この空のした。〜君たちは確かに生きていた〜

嫁ぐ日まで





 そのあとは散々だった。

 足の傷は以外と深かったらしく、結局お医者さまのお世話になるはめになった。

 まつの言ったとおり、傷口を縫うことになったのだけれど、これがものすごく痛くて、母さまにしがみついて ようやく堪えるありさまだった。

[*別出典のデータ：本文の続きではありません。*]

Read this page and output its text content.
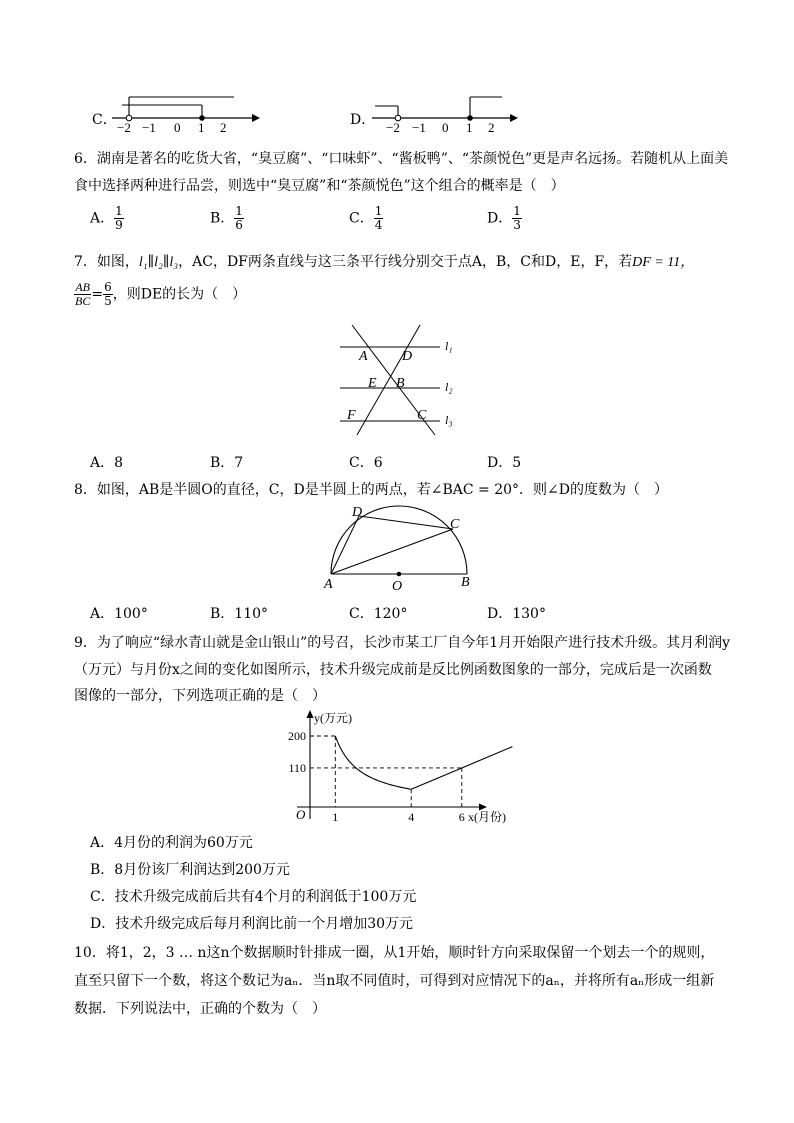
C． −2 −1 0 1 2	D． −2 −1 0 1 2
6．湖南是著名的吃货大省，“臭豆腐”、“口味虾”、“酱板鸭”、“茶颜悦色”更是声名远扬。若随机从上面美
食中选择两种进行品尝，则选中“臭豆腐”和“茶颜悦色”这个组合的概率是（　）
A． $\frac{1}{9}$	B． $\frac{1}{6}$	C． $\frac{1}{4}$	D． $\frac{1}{3}$
7．如图，l₁∥l₂∥l₃，AC，DF两条直线与这三条平行线分别交于点A，B，C和D，E，F，若DF = 11，
$\frac{AB}{BC} = \frac{6}{5}$ ，则DE的长为（　）
A D
E B
F	C
l₁
l₂
l₃
A．8	B．7	C．6	D．5
8．如图，AB是半圆O的直径，C，D是半圆上的两点，若∠BAC = 20°．则∠D的度数为（　）
A	B
C
D
O
A．100°	B．110°	C．120°	D．130°
9．为了响应“绿水青山就是金山银山”的号召，长沙市某工厂自今年1月开始限产进行技术升级。其月利润y
（万元）与月份x之间的变化如图所示，技术升级完成前是反比例函数图象的一部分，完成后是一次函数
图像的一部分，下列选项正确的是（　）
y(万元)
x(月份)
O 1	4	6
110
200
A．4月份的利润为60万元
B．8月份该厂利润达到200万元
C．技术升级完成前后共有4个月的利润低于100万元
D．技术升级完成后每月利润比前一个月增加30万元
10．将1，2，3 … n这n个数据顺时针排成一圈，从1开始，顺时针方向采取保留一个划去一个的规则，
直至只留下一个数，将这个数记为aₙ．当n取不同值时，可得到对应情况下的aₙ，并将所有aₙ形成一组新
数据．下列说法中，正确的个数为（　）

 不思議だったのは、兄さまが真っ先に飛んで来なかったこと。


 いつもなら、また勝手に外に出た私を叱るなりなんなりするはずの兄さまが、遠く部屋の外から私の様子をうかがうくらいでしか、そのお姿を見せなかった。


 もっとも、痛みと熱に浮かされ朦朧としていて、あまり覚えてはいないのだけど。





 ―――その晩、私は高熱を出した。

 傷口が化膿したらしく、足の熱が全身にまわった。

 自室で痛みと熱にうなされながら、ぼんやりと利勝さまのことを想う。



 ……今日一日で、いろんな利勝さまを知った気がする……。



 他人の目を気にせず、私を助けてくれた勇気。

 見かけからは想像できなかった、強い力。

 温かい手。

 兄さまと同じ、木刀を振ってできる胼胝(タコ)でごつごつしていた。

 泣いてばかりの私を、励ましてくれた。


 そして『利勝さま』と呼ぶことを許して下さった……。



 今日一日で、宝物がたくさんできた。



 いただいた紺色の手拭い。

 一緒に見た夕焼け。

 ……そして、心に芽吹いた ほのかな恋。



 (……もっとほしいな)



 今度は利勝さまの笑ったお顔が見たい。

 思いっきりの笑顔を。

 そしてその笑顔を、私に向けてほしい。


 いつか叶うかしら?

 叶うとしたら、それだけで幸せだわ……。


 利勝さまの笑ったお顔を、思い描いてみる。
 けれど、笑顔の利勝さまはやっぱり想像できなくて。


 私は熱に浮かされながらも苦笑してしまった。